3,  States and individual cities should donate free abandoned buildings for rehabilitation under the auspices of a new inner city conservation corps, with the proviso that the individuals employed are required to live in that city for three years.  Such a program, at a national level, could generate upwards to 3 million new jobs. The greater metropolitan New York City area, for example, has approximately 60,000 abandoned buildings. These can also be corporate sponsored for the sole purpose of being developed into schools, residences, community centers, etc. They would be registered as Trusts in order to prevent sole personal ownership.  In the case of buildings converted into low income housing, residents would be charged no more than 15 percent of their disposal income thereby providing low income families with good housing.

4. A corporate sponsorship project to employ men and women to transform inner city areas into parks for sustainable habitat would not only add jobs but also improve the quality of life for many city residents. These neighborhoods would be regulated to prevent outside gentrification, which has historically been shown to contribute to the decay of neighborhoods.

5.  A coalition of the states governors estimates that between $1.6 and $2.3 trillion over five years will be necessary to rebuild physical infrastructures throughout the nation: bridge and highway improvement, upgraded water and gas lines, etc. Such a project would be a long term investment to improve Americans' health and safety, in addition to saving energy. 

6.  Employ an environmental clean up work force to tackle the ecological and health problems of designated superfund sites and other high risk toxic areas. For example, such an environmental work force could clean up the coal mine scalping pollution now devastating many parts of West Virginia and Kentucky. 

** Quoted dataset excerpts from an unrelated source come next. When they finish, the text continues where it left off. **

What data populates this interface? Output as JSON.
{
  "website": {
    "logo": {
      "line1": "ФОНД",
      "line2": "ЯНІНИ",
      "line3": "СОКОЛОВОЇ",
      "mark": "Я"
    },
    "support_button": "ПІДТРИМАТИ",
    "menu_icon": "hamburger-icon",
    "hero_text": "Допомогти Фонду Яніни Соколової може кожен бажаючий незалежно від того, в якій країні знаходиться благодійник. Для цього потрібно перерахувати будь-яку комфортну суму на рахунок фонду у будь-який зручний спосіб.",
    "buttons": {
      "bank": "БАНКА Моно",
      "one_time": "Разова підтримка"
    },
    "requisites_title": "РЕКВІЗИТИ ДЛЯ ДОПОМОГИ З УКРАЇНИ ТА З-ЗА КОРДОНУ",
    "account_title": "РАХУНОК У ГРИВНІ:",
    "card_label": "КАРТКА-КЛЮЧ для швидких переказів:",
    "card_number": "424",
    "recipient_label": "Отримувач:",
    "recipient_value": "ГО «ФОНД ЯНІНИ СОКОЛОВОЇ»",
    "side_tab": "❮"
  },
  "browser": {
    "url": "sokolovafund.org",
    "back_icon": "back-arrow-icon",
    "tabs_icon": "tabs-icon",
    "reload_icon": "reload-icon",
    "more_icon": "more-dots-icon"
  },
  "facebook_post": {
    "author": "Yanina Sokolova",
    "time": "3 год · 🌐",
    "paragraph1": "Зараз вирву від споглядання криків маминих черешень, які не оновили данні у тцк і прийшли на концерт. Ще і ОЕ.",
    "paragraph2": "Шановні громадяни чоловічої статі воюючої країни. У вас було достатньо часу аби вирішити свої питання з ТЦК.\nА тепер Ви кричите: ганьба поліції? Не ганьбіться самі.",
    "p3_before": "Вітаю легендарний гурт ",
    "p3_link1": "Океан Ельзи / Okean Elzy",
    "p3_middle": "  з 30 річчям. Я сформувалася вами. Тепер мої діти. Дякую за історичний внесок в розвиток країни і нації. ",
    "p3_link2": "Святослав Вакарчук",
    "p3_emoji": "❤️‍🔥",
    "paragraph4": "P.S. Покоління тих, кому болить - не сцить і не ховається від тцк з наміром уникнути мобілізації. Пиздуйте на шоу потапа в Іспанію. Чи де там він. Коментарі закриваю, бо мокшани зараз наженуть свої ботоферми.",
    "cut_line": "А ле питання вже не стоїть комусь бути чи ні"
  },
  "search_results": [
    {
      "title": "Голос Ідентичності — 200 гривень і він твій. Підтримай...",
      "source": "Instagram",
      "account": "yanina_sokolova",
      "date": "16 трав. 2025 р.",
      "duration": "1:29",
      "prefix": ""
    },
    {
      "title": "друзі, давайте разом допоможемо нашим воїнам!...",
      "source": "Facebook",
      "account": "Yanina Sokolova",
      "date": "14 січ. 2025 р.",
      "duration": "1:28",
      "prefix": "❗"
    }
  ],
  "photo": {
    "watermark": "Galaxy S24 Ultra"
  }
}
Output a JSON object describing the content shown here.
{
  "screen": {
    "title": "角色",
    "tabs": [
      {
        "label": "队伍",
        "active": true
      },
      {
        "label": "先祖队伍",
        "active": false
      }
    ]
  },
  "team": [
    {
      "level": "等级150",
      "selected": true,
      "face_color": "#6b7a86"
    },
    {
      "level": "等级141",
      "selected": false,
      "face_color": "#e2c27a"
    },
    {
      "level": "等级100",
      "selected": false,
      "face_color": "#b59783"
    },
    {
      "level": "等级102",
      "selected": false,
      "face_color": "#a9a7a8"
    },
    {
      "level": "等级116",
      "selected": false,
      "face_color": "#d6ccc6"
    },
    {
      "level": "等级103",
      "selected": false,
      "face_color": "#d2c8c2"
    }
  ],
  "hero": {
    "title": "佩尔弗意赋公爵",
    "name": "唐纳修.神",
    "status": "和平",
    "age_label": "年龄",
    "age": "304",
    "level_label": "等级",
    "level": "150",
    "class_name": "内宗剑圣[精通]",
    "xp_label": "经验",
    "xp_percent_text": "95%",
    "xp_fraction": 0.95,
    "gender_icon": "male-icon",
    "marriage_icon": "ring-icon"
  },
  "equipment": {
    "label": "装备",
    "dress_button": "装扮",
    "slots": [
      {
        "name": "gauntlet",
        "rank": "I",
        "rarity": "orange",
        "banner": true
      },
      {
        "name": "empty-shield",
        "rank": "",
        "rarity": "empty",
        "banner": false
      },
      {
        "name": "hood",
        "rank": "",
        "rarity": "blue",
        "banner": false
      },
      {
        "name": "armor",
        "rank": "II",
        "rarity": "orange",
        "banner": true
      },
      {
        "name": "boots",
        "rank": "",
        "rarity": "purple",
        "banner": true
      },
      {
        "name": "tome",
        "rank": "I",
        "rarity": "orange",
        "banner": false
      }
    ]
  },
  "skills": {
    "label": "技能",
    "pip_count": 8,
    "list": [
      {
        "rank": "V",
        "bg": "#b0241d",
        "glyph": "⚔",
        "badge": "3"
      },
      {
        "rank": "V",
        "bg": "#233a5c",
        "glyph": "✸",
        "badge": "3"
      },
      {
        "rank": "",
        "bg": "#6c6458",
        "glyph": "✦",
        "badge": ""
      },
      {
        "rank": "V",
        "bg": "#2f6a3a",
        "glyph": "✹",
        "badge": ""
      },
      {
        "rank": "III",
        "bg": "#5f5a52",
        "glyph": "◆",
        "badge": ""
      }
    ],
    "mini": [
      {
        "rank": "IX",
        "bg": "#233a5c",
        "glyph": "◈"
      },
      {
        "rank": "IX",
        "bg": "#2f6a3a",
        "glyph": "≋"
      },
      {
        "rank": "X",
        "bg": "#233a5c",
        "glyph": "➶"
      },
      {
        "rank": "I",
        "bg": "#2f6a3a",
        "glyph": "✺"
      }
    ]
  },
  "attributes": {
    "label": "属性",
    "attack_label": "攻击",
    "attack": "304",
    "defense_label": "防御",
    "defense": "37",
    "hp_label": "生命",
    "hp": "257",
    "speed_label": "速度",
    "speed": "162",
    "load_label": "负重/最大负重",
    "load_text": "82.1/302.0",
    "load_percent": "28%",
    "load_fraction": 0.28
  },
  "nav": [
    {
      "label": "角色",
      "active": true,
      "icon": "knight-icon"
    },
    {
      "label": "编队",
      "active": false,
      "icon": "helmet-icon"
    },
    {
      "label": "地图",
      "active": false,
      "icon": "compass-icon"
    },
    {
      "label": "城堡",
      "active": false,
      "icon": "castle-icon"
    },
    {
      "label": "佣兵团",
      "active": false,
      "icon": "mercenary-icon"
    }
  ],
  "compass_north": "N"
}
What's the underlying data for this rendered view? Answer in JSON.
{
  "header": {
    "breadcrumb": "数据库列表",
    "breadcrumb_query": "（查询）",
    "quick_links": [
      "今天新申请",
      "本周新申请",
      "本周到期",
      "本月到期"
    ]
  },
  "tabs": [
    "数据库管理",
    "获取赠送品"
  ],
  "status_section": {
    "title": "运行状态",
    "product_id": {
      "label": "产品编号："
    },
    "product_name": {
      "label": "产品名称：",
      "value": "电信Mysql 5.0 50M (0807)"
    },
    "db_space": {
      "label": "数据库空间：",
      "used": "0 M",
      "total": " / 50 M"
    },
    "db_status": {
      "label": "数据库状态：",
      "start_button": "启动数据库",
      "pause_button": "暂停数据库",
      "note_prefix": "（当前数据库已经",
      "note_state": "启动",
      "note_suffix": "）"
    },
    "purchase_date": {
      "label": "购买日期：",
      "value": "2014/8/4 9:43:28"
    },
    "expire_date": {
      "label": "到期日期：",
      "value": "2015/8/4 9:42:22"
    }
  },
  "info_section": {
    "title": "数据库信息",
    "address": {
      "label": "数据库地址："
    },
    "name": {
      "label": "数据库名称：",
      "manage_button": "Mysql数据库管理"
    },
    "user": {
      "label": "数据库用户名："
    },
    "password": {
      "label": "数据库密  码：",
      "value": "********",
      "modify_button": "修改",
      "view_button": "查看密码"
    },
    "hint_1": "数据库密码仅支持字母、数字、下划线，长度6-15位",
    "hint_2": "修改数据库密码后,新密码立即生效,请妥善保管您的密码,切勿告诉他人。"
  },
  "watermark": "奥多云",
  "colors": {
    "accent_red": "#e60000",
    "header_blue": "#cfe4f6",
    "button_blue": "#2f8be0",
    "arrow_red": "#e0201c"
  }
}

7.  Launch an aggressive reforestation system with the goal to plant 1 billion trees over a 5 year period. In addition, funds should be put into land and water conservation in order to reclaim the land from further development.

8.  Generate incentives for the growth of small communities around farming regions for people who wish to live away from the cities.  Adopting a model similar to Israel's kibbutzim would increase land sustainability and help move farms towards sustainable organic models.

9.  All future faith-based initiatives need to be judged and only funded based upon a proven record of interfaith commitment. An interfaith missionary program dedicated to peace, which would serve the best interests of America's foreign image, can offer a model of compassion and understanding to other countries in the world. Only such an interfaith program—absent of sectarian exclusivity—can carry a mandate of honesty in sincerely working to eradicate diseases, increase agricultural sustainability and reforestation projects, to developing nations.